Fall is best time to get irrigation gear ready for spring

Lacey Jarrell/For the Capital Press Water left in a drooping wheel line can freeze and damage line pipe. Experts recommend draining all sprinkler equipment before winter. Wheel line motors should be removed or covered for the season.

Farmers need to make sure irrigation equipment is completely drained to prevent freezing damage when winter temperatures set in.

Howard Neibling, extension irrigation water management engineer for the University of Idaho, explained if water is left in mainlines and wheel lines, it can freeze and break the line.

“Next year when you are trying to run water, and you need to move a lot of water in a hurry, all of a sudden you have mud hole there and you’ve got to shut the system down for several days,” Neibling said.
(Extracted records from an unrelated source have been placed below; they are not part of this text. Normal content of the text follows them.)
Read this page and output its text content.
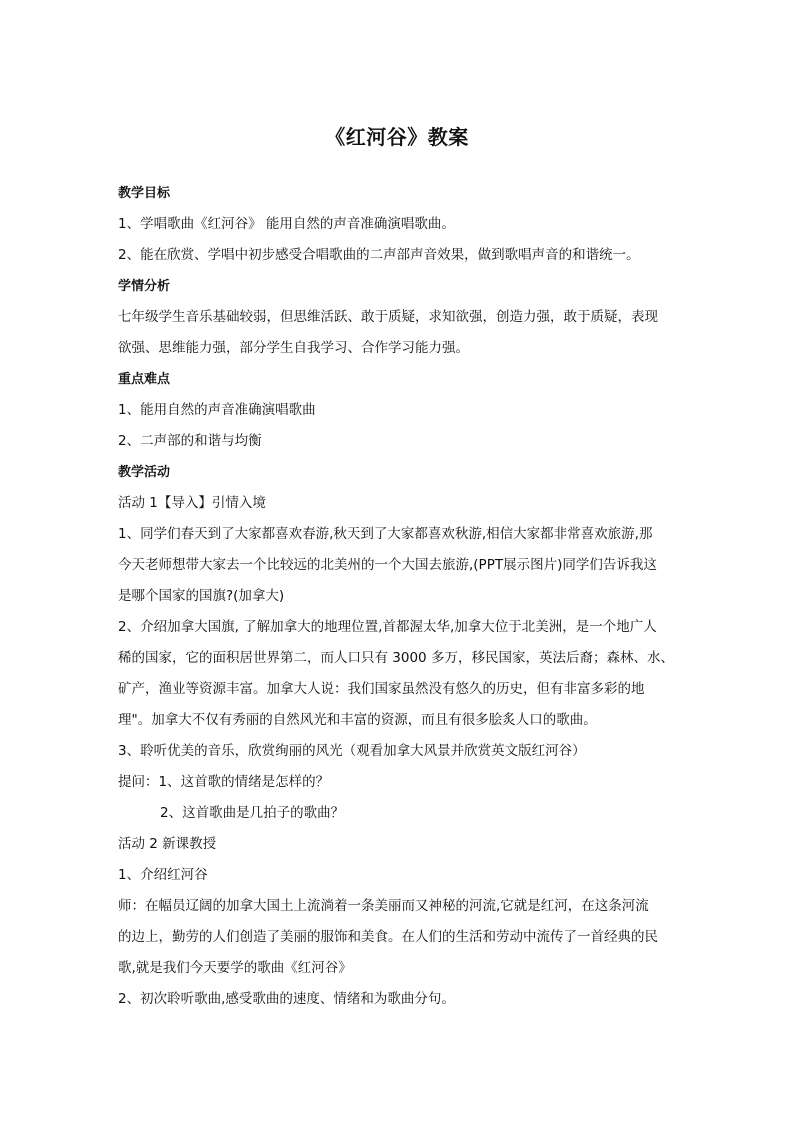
《红河谷》教案
教学目标
1、学唱歌曲《红河谷》 能用自然的声音准确演唱歌曲。
2、能在欣赏、学唱中初步感受合唱歌曲的二声部声音效果，做到歌唱声音的和谐统一。
学情分析
七年级学生音乐基础较弱，但思维活跃、敢于质疑，求知欲强，创造力强，敢于质疑，表现
欲强、思维能力强，部分学生自我学习、合作学习能力强。
重点难点
1、能用自然的声音准确演唱歌曲
2、二声部的和谐与均衡
教学活动
活动 1【导入】引情入境
1、同学们春天到了大家都喜欢春游,秋天到了大家都喜欢秋游,相信大家都非常喜欢旅游,那
今天老师想带大家去一个比较远的北美州的一个大国去旅游,(PPT展示图片)同学们告诉我这
是哪个国家的国旗?(加拿大)
2、介绍加拿大国旗, 了解加拿大的地理位置,首都渥太华,加拿大位于北美洲，是一个地广人
稀的国家，它的面积居世界第二，而人口只有 3000 多万，移民国家，英法后裔；森林、水、
矿产，渔业等资源丰富。加拿大人说：我们国家虽然没有悠久的历史，但有非富多彩的地
理"。加拿大不仅有秀丽的自然风光和丰富的资源，而且有很多脍炙人口的歌曲。
3、聆听优美的音乐，欣赏绚丽的风光（观看加拿大风景并欣赏英文版红河谷）
提问：1、这首歌的情绪是怎样的？
2、这首歌曲是几拍子的歌曲？
活动 2 新课教授
1、介绍红河谷
师：在幅员辽阔的加拿大国土上流淌着一条美丽而又神秘的河流,它就是红河，在这条河流
的边上，勤劳的人们创造了美丽的服饰和美食。在人们的生活和劳动中流传了一首经典的民
歌,就是我们今天要学的歌曲《红河谷》
2、初次聆听歌曲,感受歌曲的速度、情绪和为歌曲分句。
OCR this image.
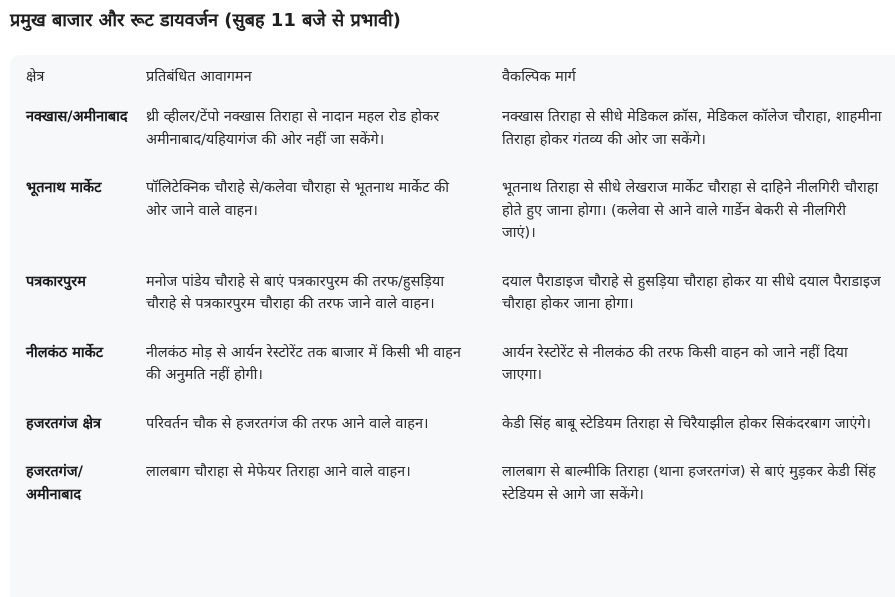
प्रमुख बाजार और रूट डायवर्जन (सुबह 11 बजे से प्रभावी)
क्षेत्र	प्रतिबंधित आवागमन	वैकल्पिक मार्ग
नक्खास/अमीनाबाद	थ्री व्हीलर/टेंपो नक्खास तिराहा से नादान महल रोड होकर अमीनाबाद/यहियागंज की ओर नहीं जा सकेंगे।	नक्खास तिराहा से सीधे मेडिकल क्रॉस, मेडिकल कॉलेज चौराहा, शाहमीना तिराहा होकर गंतव्य की ओर जा सकेंगे।
भूतनाथ मार्केट	पॉलिटेक्निक चौराहे से/कलेवा चौराहा से भूतनाथ मार्केट की ओर जाने वाले वाहन।	भूतनाथ तिराहा से सीधे लेखराज मार्केट चौराहा से दाहिने नीलगिरी चौराहा होते हुए जाना होगा। (कलेवा से आने वाले गार्डेन बेकरी से नीलगिरी जाएं)।
पत्रकारपुरम	मनोज पांडेय चौराहे से बाएं पत्रकारपुरम की तरफ/हुसड़िया चौराहे से पत्रकारपुरम चौराहा की तरफ जाने वाले वाहन।	दयाल पैराडाइज चौराहे से हुसड़िया चौराहा होकर या सीधे दयाल पैराडाइज चौराहा होकर जाना होगा।
नीलकंठ मार्केट	नीलकंठ मोड़ से आर्यन रेस्टोरेंट तक बाजार में किसी भी वाहन की अनुमति नहीं होगी।	आर्यन रेस्टोरेंट से नीलकंठ की तरफ किसी वाहन को जाने नहीं दिया जाएगा।
हजरतगंज क्षेत्र	परिवर्तन चौक से हजरतगंज की तरफ आने वाले वाहन।	केडी सिंह बाबू स्टेडियम तिराहा से चिरैयाझील होकर सिकंदरबाग जाएंगे।
हजरतगंज/अमीनाबाद	लालबाग चौराहा से मेफेयर तिराहा आने वाले वाहन।	लालबाग से बाल्मीकि तिराहा (थाना हजरतगंज) से बाएं मुड़कर केडी सिंह स्टेडियम से आगे जा सकेंगे।
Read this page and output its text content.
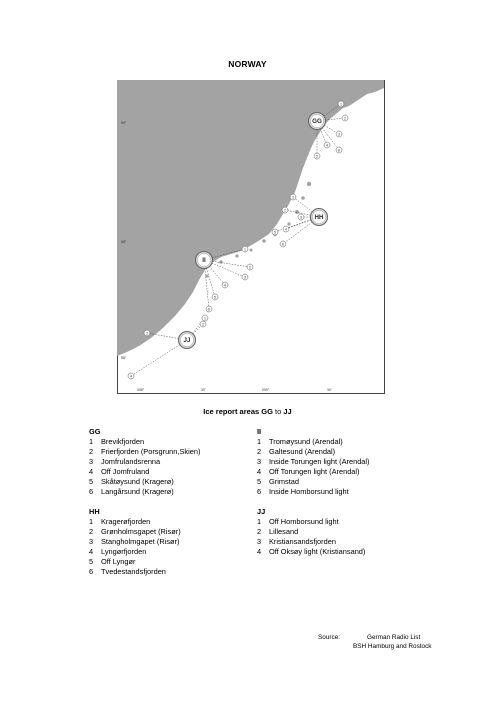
NORWAY
1
2
3
4
5
6
1
2
3
4
5
6
1
2
3
4
5
6
1
2
3
4
GG
HH
II
JJ
59°
58°
58°
008°	30'	009°	30'
Ice report areas GG to JJ
GG
1 Brevikfjorden
2 Frierfjorden (Porsgrunn,Skien)
3 Jomfrulandsrenna
4 Off Jomfruland
5 Skåtøysund (Kragerø)
6 Langårsund (Kragerø)
HH
1 Kragerøfjorden
2 Grønholmsgapet (Risør)
3 Stangholmgapet (Risør)
4 Lyngørfjorden
5 Off Lyngør
6 Tvedestandsfjorden
II
1 Tromøysund (Arendal)
2 Galtesund (Arendal)
3 Inside Torungen light (Arendal)
4 Off Torungen light (Arendal)
5 Grimstad
6 Inside Homborsund light
JJ
1 Off Homborsund light
2 Lillesand
3 Kristiansandsfjorden
4 Off Oksøy light (Kristiansand)
Source:	German Radio List
BSH Hamburg and Rostock
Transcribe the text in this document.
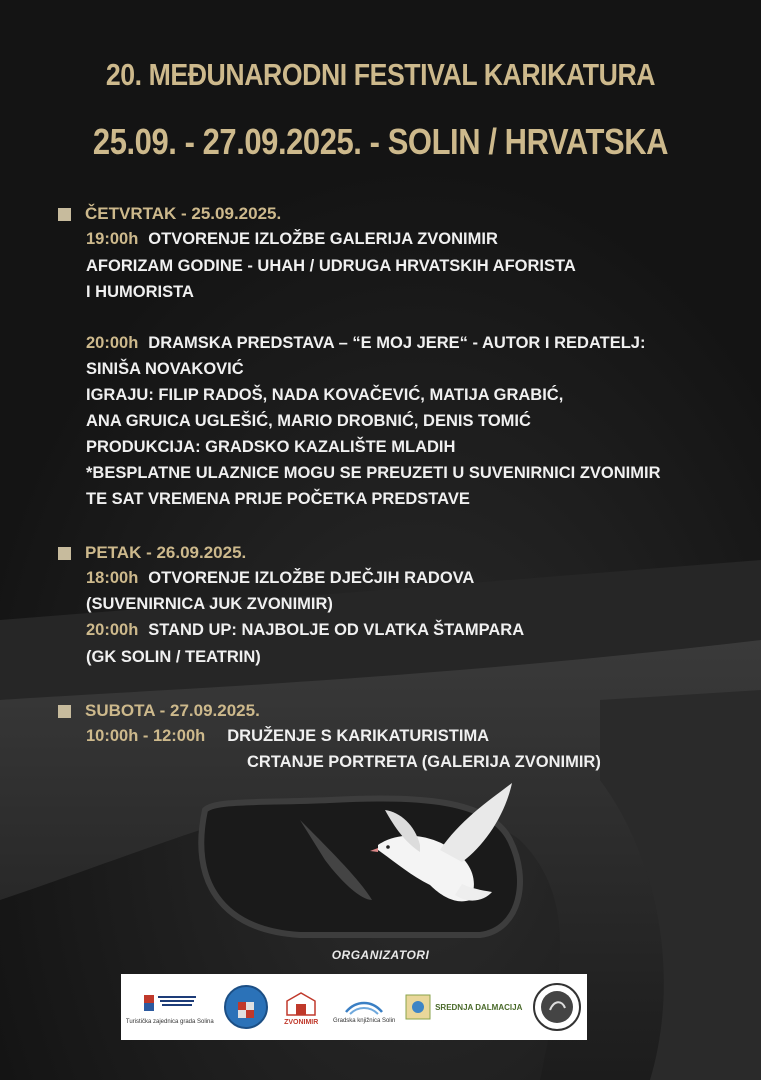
20. MEĐUNARODNI FESTIVAL KARIKATURA
25.09. - 27.09.2025. - SOLIN / HRVATSKA
ČETVRTAK - 25.09.2025.
19:00h OTVORENJE IZLOŽBE GALERIJA ZVONIMIR
AFORIZAM GODINE - UHAH / UDRUGA HRVATSKIH AFORISTA
I HUMORISTA
20:00h DRAMSKA PREDSTAVA – “E MOJ JERE“ - AUTOR I REDATELJ:
SINIŠA NOVAKOVIĆ
IGRAJU: FILIP RADOŠ, NADA KOVAČEVIĆ, MATIJA GRABIĆ,
ANA GRUICA UGLEŠIĆ, MARIO DROBNIĆ, DENIS TOMIĆ
PRODUKCIJA: GRADSKO KAZALIŠTE MLADIH
*BESPLATNE ULAZNICE MOGU SE PREUZETI U SUVENIRNICI ZVONIMIR
TE SAT VREMENA PRIJE POČETKA PREDSTAVE
PETAK - 26.09.2025.
18:00h OTVORENJE IZLOŽBE DJEČJIH RADOVA
(SUVENIRNICA JUK ZVONIMIR)
20:00h STAND UP: NAJBOLJE OD VLATKA ŠTAMPARA
(GK SOLIN / TEATRIN)
SUBOTA - 27.09.2025.
10:00h - 12:00h DRUŽENJE S KARIKATURISTIMA
CRTANJE PORTRETA (GALERIJA ZVONIMIR)
ORGANIZATORI
Turistička zajednica grada Solina	ZVONIMIR Gradska knjižnica Solin
SREDNJA DALMACIJA
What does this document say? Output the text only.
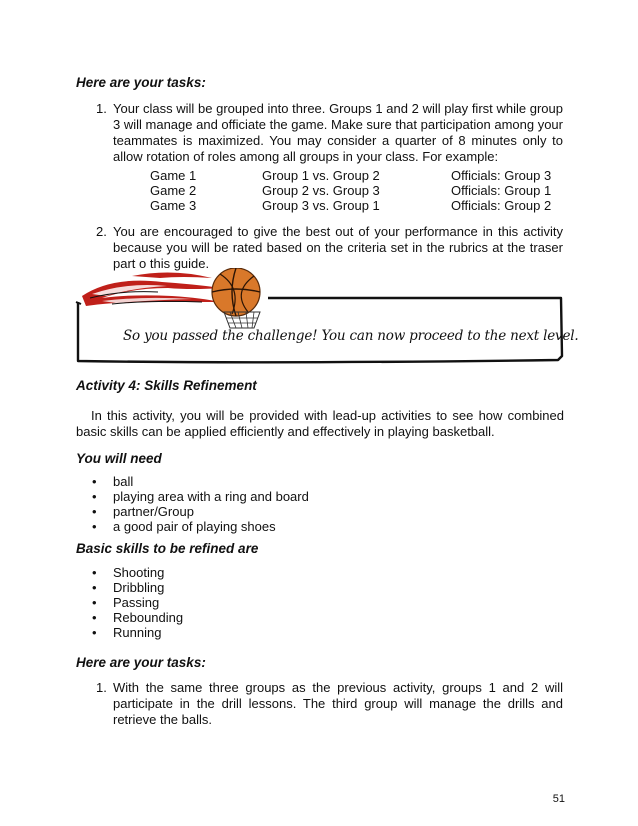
Here are your tasks:
1. Your class will be grouped into three. Groups 1 and 2 will play first while group 3 will manage and officiate the game. Make sure that participation among your teammates is maximized. You may consider a quarter of 8 minutes only to allow rotation of roles among all groups in your class. For example:
Game 1	Group 1 vs. Group 2	Officials: Group 3
Game 2	Group 2 vs. Group 3	Officials: Group 1
Game 3	Group 3 vs. Group 1	Officials: Group 2
2. You are encouraged to give the best out of your performance in this activity because you will be rated based on the criteria set in the rubrics at the traser part o this guide.
So you passed the challenge! You can now proceed to the next level.
Activity 4: Skills Refinement
In this activity, you will be provided with lead-up activities to see how combined basic skills can be applied efficiently and effectively in playing basketball.
You will need
• ball
• playing area with a ring and board
• partner/Group
• a good pair of playing shoes
Basic skills to be refined are
• Shooting
• Dribbling
• Passing
• Rebounding
• Running
Here are your tasks:
1. With the same three groups as the previous activity, groups 1 and 2 will participate in the drill lessons. The third group will manage the drills and retrieve the balls.
51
He said low spots that won’t drain are usually the first to freeze. If a pipe has a low spot, Neibling suggested connecting a riser or anything the water can be pumped out through using a portable pump.

Centrifugal pumps, used to pump water from canals to irrigation lines, also need to have all the water drained from them.

“You don’t want it freezing because freezing water will break a nice cast iron housing on a pump,” Neibling said. “It will just split it wide open.”

Fall is also a good time to inspect hoses that connect mainline to wheel line outlets, according to Neibling.

“It’s a time to look your equipment over and see what could go wrong or cause you problems later in the spring and summer. Anything you can fix should be fixed in the fall,” he said. “The spring gets so crazy — you’re trying to do so many things — you don’t have time to deal with any of these maintenance issues.”

He said worn hoses and worn nozzles, or nozzles that are the wrong size, should be replaced.

“When it’s still working, make a note of what gaskets are leaking and replace those once fall is here,” he said.

According to Neibling, results from testing dozens of wheel lines revealed the average water loss from leaks was about 12 to 14 percent of total system capacity. Worn nozzles or wrong-size nozzles added 12 to 14 percent loss to that.

“That’s 25 percent loss in water just due to those items,” he said.

Equipment owners should also inspect pivots for worn bearing seals and joints that need to be greased. Ensuring joints are greased and seals are secure will help keep water out of the joints, Neibling said.

Oil in center pivots gearboxes needs to be checked and filled to proper levels at the end of the season. Neibling recommends using the oil recommended by pivot manufacturers.

He said pivot tires that look low should be filled or repaired right away.

“You don’t want a flat tire in the hottest part of the season next year,” he said.

Wheel line engines need pre-winter care, too. They can be removed or left on the line. Fuel should be emptied by running the engine until all the fuel runs out, or by siphoning the tank. The oil and the air filter should be replaced if necessary. The engine and other mechanical parts should be covered until the threat of extreme cold and moisture has passed.